Nadat een vingerafdrukonderzoek had plaatsgevonden, legde het behandelend IND-district de Landendesk Irak op 10 maart 1998 een aantal vragen voor met betrekking tot verzoekers asielrelaas. De Landendesk heeft vervolgens na drie maanden, in juni 1998, het Ministerie van Buitenlandse Zaken verzocht het desbetreffende onderzoek uit te voeren. Nadat op 13 augustus 1999 het Ministerie van Buitenlandse Zaken het desbetreffende ambtsbericht had uitgebracht zou, aldus de Staatssecretaris van Justitie in zijn reactie op de klacht, voor 20 oktober 1999 worden beslist op de asielaanvraag van verzoeker. De behandeling van de aanvraag heeft daarmee meer dan twee jaar in beslag genomen. Hiermee is de wettelijke termijn van artikel 15e Vw ver overschreden. Hoewel een deel van de behandelingsduur is te wijten aan de tijd die het Ministerie van Buitenlandse Zaken nodig heeft gehad om het desbetreffende ambtsbericht uit te brengen (zie hierna onder B.) is ook door de IND, gelet op de wettelijke termijn van artikel 15e Vw, onvoldoende voortvarendheid betracht. Met name is het onderzoek bij de Landendesk Irak te 's-Gravenhage te laat door de IND opgestart. Vervolgens heeft de Landendesk de onderzoeksvraag pas na drie maanden doorgezonden aan het Ministerie van Buitenlandse Zaken. De door de Staatssecretaris aangevoerde omstandigheden (zie bevindingen, onder C.) kunnen de vertraging in de behandeling wellicht verklaren, maar niet rechtvaardigen.
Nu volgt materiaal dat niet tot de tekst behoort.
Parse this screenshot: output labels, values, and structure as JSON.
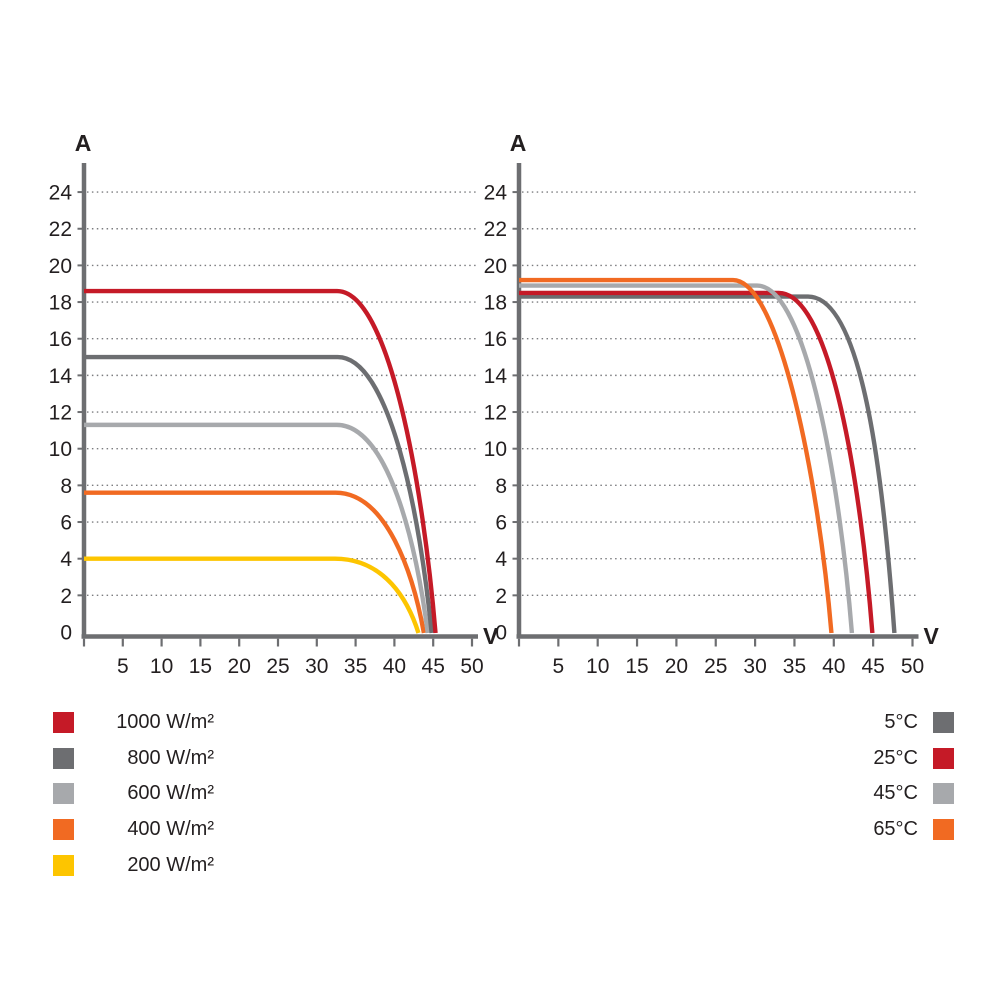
{
  "page": {
    "background": "#ffffff"
  },
  "colors": {
    "axis": "#6d6e71",
    "grid": "#7b7c7f",
    "text": "#231f20",
    "red": "#c51a27",
    "dark_gray": "#6d6e71",
    "light_gray": "#a7a9ac",
    "orange": "#f16a22",
    "yellow": "#fdc500"
  },
  "chart_data": [
    {
      "type": "line",
      "id": "iv-curve-by-irradiance",
      "title": "",
      "ylabel": "A",
      "xlabel": "V",
      "xlim": [
        0,
        50
      ],
      "ylim": [
        0,
        25.5
      ],
      "x_ticks": [
        5,
        10,
        15,
        20,
        25,
        30,
        35,
        40,
        45,
        50
      ],
      "y_ticks": [
        0,
        2,
        4,
        6,
        8,
        10,
        12,
        14,
        16,
        18,
        20,
        22,
        24
      ],
      "grid": "horizontal-dotted",
      "legend_position": "below-left",
      "series": [
        {
          "name": "1000 W/m²",
          "color": "#c51a27",
          "isc": 18.6,
          "voc": 45.3,
          "knee": 0.77
        },
        {
          "name": "800 W/m²",
          "color": "#6d6e71",
          "isc": 15.0,
          "voc": 44.8,
          "knee": 0.78
        },
        {
          "name": "600 W/m²",
          "color": "#a7a9ac",
          "isc": 11.3,
          "voc": 44.3,
          "knee": 0.785
        },
        {
          "name": "400 W/m²",
          "color": "#f16a22",
          "isc": 7.6,
          "voc": 43.8,
          "knee": 0.79
        },
        {
          "name": "200 W/m²",
          "color": "#fdc500",
          "isc": 4.0,
          "voc": 43.1,
          "knee": 0.8
        }
      ]
    },
    {
      "type": "line",
      "id": "iv-curve-by-temperature",
      "title": "",
      "ylabel": "A",
      "xlabel": "V",
      "xlim": [
        0,
        50
      ],
      "ylim": [
        0,
        25.5
      ],
      "x_ticks": [
        5,
        10,
        15,
        20,
        25,
        30,
        35,
        40,
        45,
        50
      ],
      "y_ticks": [
        0,
        2,
        4,
        6,
        8,
        10,
        12,
        14,
        16,
        18,
        20,
        22,
        24
      ],
      "grid": "horizontal-dotted",
      "legend_position": "below-right",
      "series": [
        {
          "name": "5°C",
          "color": "#6d6e71",
          "isc": 18.3,
          "voc": 47.7,
          "knee": 0.82
        },
        {
          "name": "25°C",
          "color": "#c51a27",
          "isc": 18.5,
          "voc": 44.9,
          "knee": 0.785
        },
        {
          "name": "45°C",
          "color": "#a7a9ac",
          "isc": 18.9,
          "voc": 42.3,
          "knee": 0.765
        },
        {
          "name": "65°C",
          "color": "#f16a22",
          "isc": 19.2,
          "voc": 39.7,
          "knee": 0.735
        }
      ]
    }
  ]
}
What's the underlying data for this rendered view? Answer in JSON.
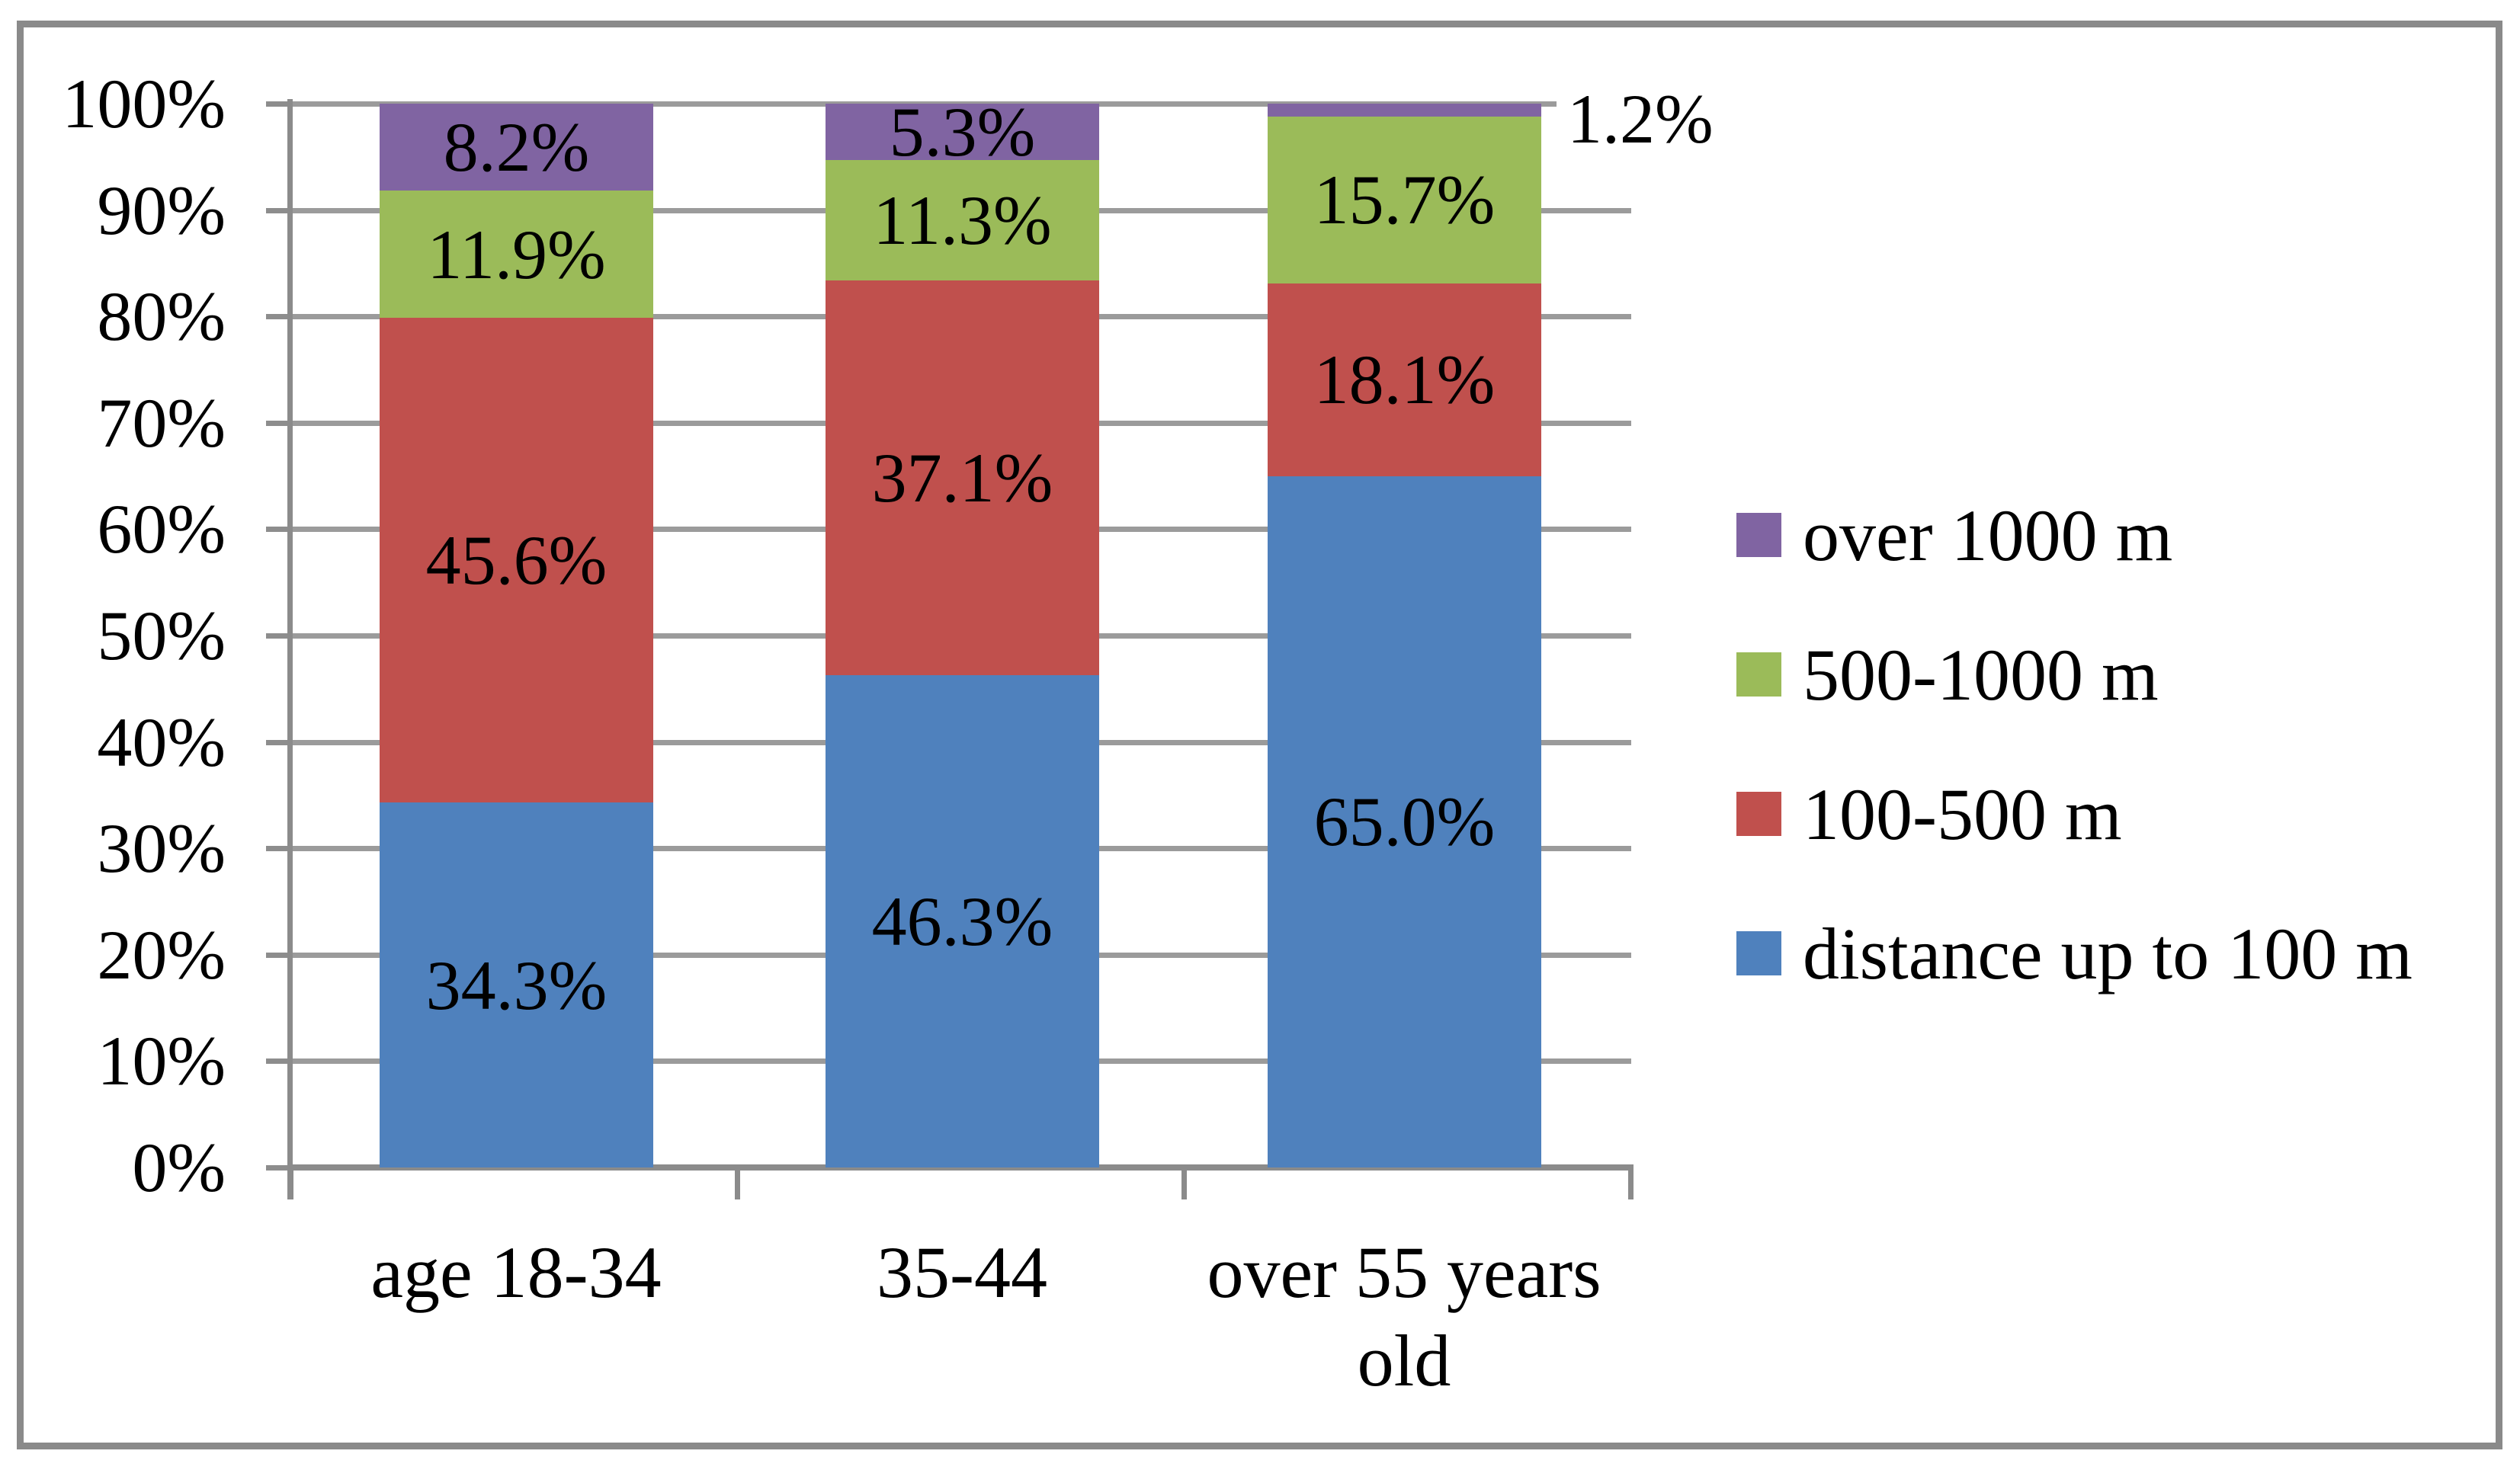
{
  "figure": {
    "background": "#ffffff",
    "frame_color": "#8a8a8a",
    "gridline_color": "#9b9b9b",
    "axis_color": "#8b8b8b"
  },
  "chart_data": {
    "type": "bar",
    "stacked": "100%",
    "grid": true,
    "categories": [
      "age 18-34",
      "35-44",
      "over 55 years old"
    ],
    "series": [
      {
        "name": "distance up to 100 m",
        "color": "#4F81BD",
        "values": [
          34.3,
          46.3,
          65.0
        ],
        "data_labels": [
          "34.3%",
          "46.3%",
          "65.0%"
        ]
      },
      {
        "name": "100-500 m",
        "color": "#C0504D",
        "values": [
          45.6,
          37.1,
          18.1
        ],
        "data_labels": [
          "45.6%",
          "37.1%",
          "18.1%"
        ]
      },
      {
        "name": "500-1000 m",
        "color": "#9BBB59",
        "values": [
          11.9,
          11.3,
          15.7
        ],
        "data_labels": [
          "11.9%",
          "11.3%",
          "15.7%"
        ]
      },
      {
        "name": "over 1000 m",
        "color": "#8064A2",
        "values": [
          8.2,
          5.3,
          1.2
        ],
        "data_labels": [
          "8.2%",
          "5.3%",
          null
        ]
      }
    ],
    "outside_label": {
      "text": "1.2%",
      "series": "over 1000 m",
      "category": "over 55 years old"
    },
    "y_axis": {
      "min": 0,
      "max": 100,
      "tick_labels": [
        "0%",
        "10%",
        "20%",
        "30%",
        "40%",
        "50%",
        "60%",
        "70%",
        "80%",
        "90%",
        "100%"
      ]
    },
    "legend": {
      "position": "right",
      "items": [
        {
          "label": "over 1000 m",
          "color": "#8064A2"
        },
        {
          "label": "500-1000 m",
          "color": "#9BBB59"
        },
        {
          "label": "100-500 m",
          "color": "#C0504D"
        },
        {
          "label": "distance up to 100 m",
          "color": "#4F81BD"
        }
      ]
    }
  }
}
De onderzochte gedraging van de IND is niet behoorlijk.
B. Met betrekking tot het Ministerie van Buitenlandse Zaken
Op het verzoek van juni 1998 van de Landendesk Irak om een onderzoek uit te voeren met betrekking tot verzoekers asielrelaas heeft het Minister van Buitenlandse Zaken na veertien maanden, op 13 augustus 1999, een ambtsbericht uitgebracht. Gelet op de termijn van artikel 15e Vw is daarmee onvoldoende voortvarend gehandeld. Ook de door de Minister van Buitenlandse Zaken aangevoerde omstandigheden (zie bevindingen, onder D.) kunnen de vertraging in de behandeling onvoldoende rechtvaardigen.
De onderzochte gedraging van het Ministerie van Buitenlandse Zaken is eveneens niet behoorlijk.
Conclusie
De klacht over de onderzochte gedraging van de Immigratie- en Naturalisatiedienst van het Ministerie van Justitie (IND), die wordt aangemerkt als een gedraging van de Minister van Justitie, is gegrond.
De klacht over de onderzochte gedraging van het Ministerie van Buitenlandse Zaken, die wordt aangemerkt als een gedraging van de Minister van Buitenlandse Zaken, is eveneens gegrond.